Un'altra possibilità è la frode e l'inganno. Ma qui siamo in un campo che esula dalla ricerca scientifica sull'ipnosi.

Tutte le tecniche, ipnotiche e no, basate sulla regressione, non possono portare nessuna evidenza definitiva e riproducibile che la regressione sia effettiva e reale. Ciononostante, le tecniche regressive riportano una notevole serie di successi e sono molto apprezzate dal pubblico.

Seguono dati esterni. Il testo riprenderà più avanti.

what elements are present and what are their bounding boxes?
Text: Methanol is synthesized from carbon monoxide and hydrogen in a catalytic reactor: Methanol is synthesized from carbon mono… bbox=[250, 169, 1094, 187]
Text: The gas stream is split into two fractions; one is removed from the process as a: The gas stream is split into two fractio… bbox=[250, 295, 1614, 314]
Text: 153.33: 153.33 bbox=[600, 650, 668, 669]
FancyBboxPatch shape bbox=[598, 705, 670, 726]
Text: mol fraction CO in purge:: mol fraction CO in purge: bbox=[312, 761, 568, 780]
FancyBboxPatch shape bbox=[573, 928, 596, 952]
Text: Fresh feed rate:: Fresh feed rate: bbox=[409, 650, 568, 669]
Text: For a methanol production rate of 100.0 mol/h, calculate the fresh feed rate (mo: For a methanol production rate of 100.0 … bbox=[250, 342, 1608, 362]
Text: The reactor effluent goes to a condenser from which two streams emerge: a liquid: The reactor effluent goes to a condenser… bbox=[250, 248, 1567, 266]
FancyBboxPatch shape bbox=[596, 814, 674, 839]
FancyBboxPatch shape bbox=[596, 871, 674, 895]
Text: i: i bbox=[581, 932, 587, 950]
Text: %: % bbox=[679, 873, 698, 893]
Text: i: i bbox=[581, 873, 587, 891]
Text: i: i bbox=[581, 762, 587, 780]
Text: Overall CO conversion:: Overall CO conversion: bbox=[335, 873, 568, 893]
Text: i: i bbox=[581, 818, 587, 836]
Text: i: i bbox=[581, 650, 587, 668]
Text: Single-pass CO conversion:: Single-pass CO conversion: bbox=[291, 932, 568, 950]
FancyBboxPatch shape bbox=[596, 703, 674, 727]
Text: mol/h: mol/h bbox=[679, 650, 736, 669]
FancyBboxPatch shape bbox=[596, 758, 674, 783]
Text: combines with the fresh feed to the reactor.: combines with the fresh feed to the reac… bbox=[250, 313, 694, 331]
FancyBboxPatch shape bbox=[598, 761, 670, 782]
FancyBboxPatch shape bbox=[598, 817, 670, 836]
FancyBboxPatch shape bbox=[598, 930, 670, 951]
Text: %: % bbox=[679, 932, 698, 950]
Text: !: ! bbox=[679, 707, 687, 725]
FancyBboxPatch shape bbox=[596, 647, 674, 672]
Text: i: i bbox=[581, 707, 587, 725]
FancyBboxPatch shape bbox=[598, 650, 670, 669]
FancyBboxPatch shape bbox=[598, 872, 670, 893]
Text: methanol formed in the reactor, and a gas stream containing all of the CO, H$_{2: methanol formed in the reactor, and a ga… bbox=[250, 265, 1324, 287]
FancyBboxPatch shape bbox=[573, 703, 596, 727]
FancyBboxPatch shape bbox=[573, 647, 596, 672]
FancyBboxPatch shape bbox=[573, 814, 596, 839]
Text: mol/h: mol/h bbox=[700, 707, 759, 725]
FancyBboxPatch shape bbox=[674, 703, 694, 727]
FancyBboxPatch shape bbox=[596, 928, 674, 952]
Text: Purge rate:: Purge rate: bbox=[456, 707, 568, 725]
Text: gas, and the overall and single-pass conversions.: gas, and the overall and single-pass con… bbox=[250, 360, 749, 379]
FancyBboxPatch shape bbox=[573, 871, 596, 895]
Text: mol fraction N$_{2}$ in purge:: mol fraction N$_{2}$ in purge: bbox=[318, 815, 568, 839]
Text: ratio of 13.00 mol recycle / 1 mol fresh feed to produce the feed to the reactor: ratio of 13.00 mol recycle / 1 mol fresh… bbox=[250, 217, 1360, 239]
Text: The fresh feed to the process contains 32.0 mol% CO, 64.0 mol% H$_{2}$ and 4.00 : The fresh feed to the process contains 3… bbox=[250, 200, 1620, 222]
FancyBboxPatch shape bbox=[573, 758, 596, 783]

Evidentemente la realtà del fenomeno ipnotico della regressione non è determinante al fine dell'ottenimento di risultati, e quindi da un punto di vista estremamente pratico, la tecnica regressiva può essere utilizzata quando richiesto o se il soggetto entra spontaneamente in regressione, riportando eventi e fatti di vite passate.

Considerazioni teoriche a parte, il grande successo del libro ha sicuramente contribuito a diffondere l'ipnosi, a farla conoscere e di conseguenza a stimolato la curiosità di molti fino ad indurli a studiarla in maniera approfondita. Le controversie, come quelle che sono succedute alla pubblicazione del libro, hanno anche il risultato di incrementare la ricerca scientifica.

Oggi il ricorso a tecniche regressive è diffuso e l'interesse del pubblico riguardo al fenomeno molto alto. La regressione è uno strumento nella cassetta degli attrezzi dell'ipnotista.

Bibliografia

  1. Bernstein, M. (1956). The search for Bridey Murphy. London: Hutchinson.